In terms of the moderating effect of BF on growth-environmental outcomes, the study revealed that BF mitigates growth-environmental harm for low carbon–emitting countries but worsens growth-environmental challenges for median and high carbon–emitting countries. Furthermore, BF worsens growth-environmental damages of CA and EA regions but mitigates growth-environmental challenges of SA and WA regions. The VD and IRFs provide additional support for this finding and further reveal that the moderating effect of BF on growth-environmental outcomes varies across regions for the sample period.

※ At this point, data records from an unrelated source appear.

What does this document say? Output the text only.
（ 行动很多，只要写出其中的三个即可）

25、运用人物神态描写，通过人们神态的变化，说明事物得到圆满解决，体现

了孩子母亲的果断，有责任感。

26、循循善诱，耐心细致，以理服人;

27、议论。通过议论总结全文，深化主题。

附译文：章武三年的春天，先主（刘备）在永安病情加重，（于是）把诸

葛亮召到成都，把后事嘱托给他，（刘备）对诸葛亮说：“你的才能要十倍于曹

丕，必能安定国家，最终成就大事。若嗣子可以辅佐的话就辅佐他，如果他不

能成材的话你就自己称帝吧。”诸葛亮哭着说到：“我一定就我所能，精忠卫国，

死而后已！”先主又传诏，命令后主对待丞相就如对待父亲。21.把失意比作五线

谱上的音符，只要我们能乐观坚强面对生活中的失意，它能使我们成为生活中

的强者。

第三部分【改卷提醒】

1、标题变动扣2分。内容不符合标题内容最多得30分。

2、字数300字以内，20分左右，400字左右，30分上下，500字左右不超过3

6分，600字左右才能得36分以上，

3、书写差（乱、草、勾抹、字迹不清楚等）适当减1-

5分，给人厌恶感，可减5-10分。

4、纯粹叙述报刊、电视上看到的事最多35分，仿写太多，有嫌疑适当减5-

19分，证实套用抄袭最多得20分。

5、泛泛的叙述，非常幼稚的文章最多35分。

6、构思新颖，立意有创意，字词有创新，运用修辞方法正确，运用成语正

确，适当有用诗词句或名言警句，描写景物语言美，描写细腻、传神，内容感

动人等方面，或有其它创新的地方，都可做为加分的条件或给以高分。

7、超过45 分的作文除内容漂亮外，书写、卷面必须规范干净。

Based on the findings, we offer the following policy recommendations for the economies to strengthen the role of BF in GDP and environmental outcomes in the region.

  1. 1.

    Since BF positively influences GDP, we encourage SSA countries to continually use the banking system to achieve greater economic growth especially CA and EA. However, economic blocs in SA and WA regions such as SADC and ECOWAS should introduce bank-specific policies that will redirect BF toward economically viable businesses and projects in the regions.

  2. 2.

    The positive relationship between BF CO2 among SSA countries distributed across regions implies that policymakers in SSA should introduce stricter BF policies and initiatives that will ensure that environmental issues are integrated into future financings. In addition, banks should finance environmentally friendly projects through green financing and corporate social responsibilities.

  3. 3.

    For banks to be able to mitigate growth-environmental challenges, we recommend that policymakers in the EA, CA, and SA regions encourage banks to reconsider their credit allocations and develop a comprehensive financing framework that will stimulate credit allocation and financing of economically viable and environmentally friendly projects. To decouple GDP from environmental damages, sub-regional blocs might depend on market-based tools such as eco-taxes and use the “polluter pays” concept to prevent environmentally destructive activities and producers from hurting the environment and reward eco-efficient activities.

  4. 4.

    Regional economic blocs such as SADC, CEMAC, ECOWAS, and EAC should invest in research and innovative ways to strengthen and improve the banking system to improve GDP and environmental outcomes. Here, policy directions focusing on restructuring the banking system to provide funds to aid research and development in efficient and clean production technologies that encourage growth and lower CO2 are highly recommended for all the regional economies. In this way, how financial and technological advancement decouples GDP from environmental harms could be established.

  5. 5.

    Since EKC was not verified in CA and WA, we recommend CEMAC and ECOWAS should guide countries in these regions strengthen their environmental regulatory institutions and invest in environmentally friendly technologies to ensure that future economic expansion relies on the use of energy-efficient and eco-friendly technologies as well as engaging in climate change mitigation activities. This will ensure that future economic expansion will improve the environment.

Although the findings of this study are reliable, this study is not without a limitation. It is important to state that the study focused on SSA as a whole and the four regions in SSA. Hence, the conclusions drawn from the research are limited to the SSA and the regions but not individual countries. Therefore, future research could consider investigating macro prudential policies for improving the role of BF on GDP and environmental outcomes unique to individual SSA countries.